One of the questions we asked was, “Would it be OK with you personally if your company charged more in individual health insurance premiums for people with unhealthy habits, such as smoking, drinking or overeating?” 41% said yes and 54% said no (5% were unsure). The fact that 41% agreed was pretty amazing, given that almost 70% of Americans are overweight and almost 20% smoke.
This means that despite being overweight and/or smoking, many employees are in favor of paying higher healthcare costs anyway. Maybe they figure that this would cause them to live a healthier lifestyle. What it tells me is that most people want to get what they pay for, and don’t like having to pay for others’ bad habits or less-than-healthy lifestyles. When you think about it, this is how other types of insurance work; our rates for automobile and homeowner’s insurance are based on the type of car or house we own, along with our claim history. It would be silly – and unfair – for everyone to pay the same rates for either type of insurance coverage. But that’s how healthcare insurance currently works in most companies.

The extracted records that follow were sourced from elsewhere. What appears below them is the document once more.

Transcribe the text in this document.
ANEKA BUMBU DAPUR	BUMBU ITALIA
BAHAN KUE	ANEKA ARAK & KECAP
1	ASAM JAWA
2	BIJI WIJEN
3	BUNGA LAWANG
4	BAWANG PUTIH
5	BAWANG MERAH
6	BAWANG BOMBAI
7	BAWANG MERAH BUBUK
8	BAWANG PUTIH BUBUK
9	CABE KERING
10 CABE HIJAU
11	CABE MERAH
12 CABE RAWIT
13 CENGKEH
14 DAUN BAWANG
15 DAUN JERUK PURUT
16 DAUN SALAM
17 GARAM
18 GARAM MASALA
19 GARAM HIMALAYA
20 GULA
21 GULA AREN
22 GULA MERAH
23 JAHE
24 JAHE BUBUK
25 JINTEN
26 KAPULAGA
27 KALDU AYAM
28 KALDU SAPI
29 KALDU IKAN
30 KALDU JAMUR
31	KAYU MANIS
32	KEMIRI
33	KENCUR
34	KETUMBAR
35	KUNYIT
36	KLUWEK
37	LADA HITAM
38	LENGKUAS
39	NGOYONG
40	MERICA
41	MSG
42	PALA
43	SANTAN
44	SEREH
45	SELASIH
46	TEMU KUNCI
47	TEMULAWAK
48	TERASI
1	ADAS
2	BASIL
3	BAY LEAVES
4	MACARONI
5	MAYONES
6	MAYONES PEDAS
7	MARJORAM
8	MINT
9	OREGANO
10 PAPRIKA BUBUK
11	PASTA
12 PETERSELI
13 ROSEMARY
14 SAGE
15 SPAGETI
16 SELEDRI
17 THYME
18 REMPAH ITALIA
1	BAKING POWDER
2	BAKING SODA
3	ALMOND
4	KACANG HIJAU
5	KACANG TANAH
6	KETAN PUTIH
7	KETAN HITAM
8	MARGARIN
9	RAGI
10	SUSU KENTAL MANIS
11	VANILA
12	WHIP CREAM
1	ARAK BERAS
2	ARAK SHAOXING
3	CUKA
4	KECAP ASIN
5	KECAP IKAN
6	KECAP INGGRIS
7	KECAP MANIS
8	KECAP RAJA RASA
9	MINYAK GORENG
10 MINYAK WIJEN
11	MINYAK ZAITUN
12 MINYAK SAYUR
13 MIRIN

The soon-to-be-enacted Affordable Care Act does not allow insurers to charge higher premiums to overweight customers but it does to smokers (up to 50% more!). This should help smokers quit, but unfortunately won’t provide incentive for those who are overweight. That’s too bad and may cause resentment by those people at the salad bar who are looking at the overweight guy at the next table having a cheeseburger and fries.